Jackson, a lanky man with a ponytail and a head of red hair of an interesting hue, made two addresses at UCLA last week on the collapse of the world’s fisheries. He is one of the few ivory tower academics that speaks his mind in public about the state of the world. (Jared Diamond is another that comes to mind.)
Jackson’s message was clear. All of the world’s fisheries are collapsing or on the verge of collapse. Don’t look for any marine fish other than sardines or anchovies by the year 2050. We got into this mess of massive ichthyocide through overfishing, pollution and climate change. Not much hope for sound fisheries management with the tragedy of the commons in the world’s oceans, especially if the U.S. doesn’t lead the way. Marine Protected Areas in California and Australia are a good start.

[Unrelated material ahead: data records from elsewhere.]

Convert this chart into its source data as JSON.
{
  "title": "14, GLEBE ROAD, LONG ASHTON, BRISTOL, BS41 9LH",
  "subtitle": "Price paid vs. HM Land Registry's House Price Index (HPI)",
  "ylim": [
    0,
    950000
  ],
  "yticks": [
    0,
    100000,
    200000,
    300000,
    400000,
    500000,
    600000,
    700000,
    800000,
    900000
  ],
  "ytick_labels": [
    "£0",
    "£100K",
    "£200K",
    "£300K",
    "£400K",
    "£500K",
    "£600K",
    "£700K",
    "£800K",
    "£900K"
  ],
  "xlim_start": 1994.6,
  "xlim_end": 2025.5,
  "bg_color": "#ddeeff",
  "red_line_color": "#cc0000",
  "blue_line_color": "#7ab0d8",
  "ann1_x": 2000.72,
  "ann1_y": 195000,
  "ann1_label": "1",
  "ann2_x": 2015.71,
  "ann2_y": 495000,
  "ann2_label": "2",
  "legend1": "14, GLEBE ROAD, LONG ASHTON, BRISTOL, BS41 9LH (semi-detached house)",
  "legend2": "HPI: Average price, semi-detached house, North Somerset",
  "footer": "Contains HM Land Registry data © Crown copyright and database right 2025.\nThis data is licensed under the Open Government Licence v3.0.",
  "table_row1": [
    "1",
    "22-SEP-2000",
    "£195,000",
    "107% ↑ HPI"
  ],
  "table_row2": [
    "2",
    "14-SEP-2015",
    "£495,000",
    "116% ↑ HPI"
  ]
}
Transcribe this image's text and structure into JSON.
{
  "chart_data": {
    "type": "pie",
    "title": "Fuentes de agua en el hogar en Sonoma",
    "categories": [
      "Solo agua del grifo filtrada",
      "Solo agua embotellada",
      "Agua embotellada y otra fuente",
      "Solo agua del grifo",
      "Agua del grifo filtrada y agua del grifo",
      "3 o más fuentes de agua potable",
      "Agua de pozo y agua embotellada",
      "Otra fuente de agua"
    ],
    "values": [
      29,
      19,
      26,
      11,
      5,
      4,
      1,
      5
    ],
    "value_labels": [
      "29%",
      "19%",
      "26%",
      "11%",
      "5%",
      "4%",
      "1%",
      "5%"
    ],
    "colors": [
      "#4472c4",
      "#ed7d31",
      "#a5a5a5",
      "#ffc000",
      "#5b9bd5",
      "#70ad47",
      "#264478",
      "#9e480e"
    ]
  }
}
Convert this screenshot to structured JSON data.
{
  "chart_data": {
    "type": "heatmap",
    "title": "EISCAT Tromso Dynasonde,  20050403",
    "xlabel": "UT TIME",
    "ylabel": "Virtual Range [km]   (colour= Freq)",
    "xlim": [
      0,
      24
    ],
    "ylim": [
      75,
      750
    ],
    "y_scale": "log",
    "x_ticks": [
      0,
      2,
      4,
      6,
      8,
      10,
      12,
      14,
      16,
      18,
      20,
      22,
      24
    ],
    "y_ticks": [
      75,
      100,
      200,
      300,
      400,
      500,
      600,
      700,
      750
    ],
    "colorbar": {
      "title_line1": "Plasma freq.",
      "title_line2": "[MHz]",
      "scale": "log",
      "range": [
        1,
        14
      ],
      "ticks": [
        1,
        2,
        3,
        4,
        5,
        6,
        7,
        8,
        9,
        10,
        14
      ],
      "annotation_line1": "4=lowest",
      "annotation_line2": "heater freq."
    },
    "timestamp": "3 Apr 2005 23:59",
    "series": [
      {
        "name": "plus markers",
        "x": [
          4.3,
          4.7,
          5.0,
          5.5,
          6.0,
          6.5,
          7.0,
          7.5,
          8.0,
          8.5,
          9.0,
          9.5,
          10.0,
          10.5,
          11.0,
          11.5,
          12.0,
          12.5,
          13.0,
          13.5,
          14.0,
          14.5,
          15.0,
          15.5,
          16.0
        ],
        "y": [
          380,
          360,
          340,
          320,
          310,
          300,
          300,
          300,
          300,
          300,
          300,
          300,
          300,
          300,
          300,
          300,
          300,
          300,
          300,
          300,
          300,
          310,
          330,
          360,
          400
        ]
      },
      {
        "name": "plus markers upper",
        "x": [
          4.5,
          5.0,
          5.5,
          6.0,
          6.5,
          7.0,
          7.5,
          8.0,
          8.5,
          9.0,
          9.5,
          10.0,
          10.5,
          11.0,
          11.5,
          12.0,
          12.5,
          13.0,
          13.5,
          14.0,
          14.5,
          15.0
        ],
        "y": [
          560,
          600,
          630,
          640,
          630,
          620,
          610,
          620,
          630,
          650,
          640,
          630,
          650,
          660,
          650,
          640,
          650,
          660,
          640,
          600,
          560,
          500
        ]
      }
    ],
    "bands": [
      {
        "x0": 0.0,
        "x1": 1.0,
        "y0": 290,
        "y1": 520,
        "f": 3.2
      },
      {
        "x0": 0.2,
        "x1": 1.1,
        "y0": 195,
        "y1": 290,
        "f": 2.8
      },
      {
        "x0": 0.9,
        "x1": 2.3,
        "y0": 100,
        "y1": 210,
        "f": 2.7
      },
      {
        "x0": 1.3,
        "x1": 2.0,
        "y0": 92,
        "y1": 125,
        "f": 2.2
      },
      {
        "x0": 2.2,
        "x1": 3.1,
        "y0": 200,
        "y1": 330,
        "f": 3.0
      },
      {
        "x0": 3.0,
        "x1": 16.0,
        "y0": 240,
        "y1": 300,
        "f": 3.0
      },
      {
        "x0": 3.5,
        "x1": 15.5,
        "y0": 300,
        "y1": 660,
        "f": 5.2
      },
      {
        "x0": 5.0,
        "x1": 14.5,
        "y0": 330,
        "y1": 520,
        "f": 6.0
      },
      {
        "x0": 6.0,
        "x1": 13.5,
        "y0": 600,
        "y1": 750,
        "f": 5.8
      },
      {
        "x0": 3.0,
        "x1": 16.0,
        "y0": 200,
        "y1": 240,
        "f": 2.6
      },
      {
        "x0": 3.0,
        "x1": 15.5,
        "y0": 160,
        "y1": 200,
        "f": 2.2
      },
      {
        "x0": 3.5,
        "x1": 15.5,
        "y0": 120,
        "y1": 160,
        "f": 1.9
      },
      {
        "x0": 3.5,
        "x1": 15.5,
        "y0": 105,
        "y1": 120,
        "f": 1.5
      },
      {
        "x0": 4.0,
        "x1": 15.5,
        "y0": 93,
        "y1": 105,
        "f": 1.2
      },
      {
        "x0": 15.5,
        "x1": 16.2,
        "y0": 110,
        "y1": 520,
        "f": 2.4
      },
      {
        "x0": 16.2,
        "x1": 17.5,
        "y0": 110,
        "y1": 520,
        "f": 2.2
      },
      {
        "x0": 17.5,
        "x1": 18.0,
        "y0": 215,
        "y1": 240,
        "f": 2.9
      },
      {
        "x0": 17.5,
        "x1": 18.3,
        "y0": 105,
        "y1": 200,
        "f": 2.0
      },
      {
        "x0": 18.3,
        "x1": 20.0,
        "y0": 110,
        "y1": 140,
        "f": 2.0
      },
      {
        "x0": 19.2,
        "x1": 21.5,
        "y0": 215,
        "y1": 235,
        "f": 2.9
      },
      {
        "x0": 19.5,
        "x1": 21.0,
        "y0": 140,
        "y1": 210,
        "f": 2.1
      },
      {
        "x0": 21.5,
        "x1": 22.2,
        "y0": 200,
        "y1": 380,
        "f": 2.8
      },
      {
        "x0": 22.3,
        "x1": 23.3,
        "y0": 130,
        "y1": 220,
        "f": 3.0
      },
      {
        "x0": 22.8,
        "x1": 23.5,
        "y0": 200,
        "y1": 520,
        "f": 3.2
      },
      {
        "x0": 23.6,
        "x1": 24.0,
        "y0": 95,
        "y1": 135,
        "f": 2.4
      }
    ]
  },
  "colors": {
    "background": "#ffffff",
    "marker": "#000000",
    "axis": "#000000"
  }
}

Jackson had even less hope about our ability to stop the proliferation of dead zones caused by polluted runoff with fertilizer and animal waste from factory farming. As for climate change, his discussion of the impacts of acidification and sea level warming was terrifying. Potential collapses of shelled mollusk populations and calcium shelled phytoplankton are real due to the impacts of carbonic acid in the ocean.
Jackson could have closed there and half of the audience would have left the lectures contemplating slashing their wrists. Instead, like the Lorax before him, Jackson gave us hope. This time in the form of, you guessed it, President Obama. He expects that Obama will aggressively tackle the climate change and over-fishing crises, and his beliefs were strengthened by the appointments of scientists Steven Chu and Jane Lubchenco to head the Department of Energy and NOAA respectively.
That was a first for me. A scientist with new hope due to an elected politician. The world is changing. If scientists have faith in a new president and they continue to speak the truth about the state of the environment, the social and economic change needed to change the ending of this story may indeed prove possible.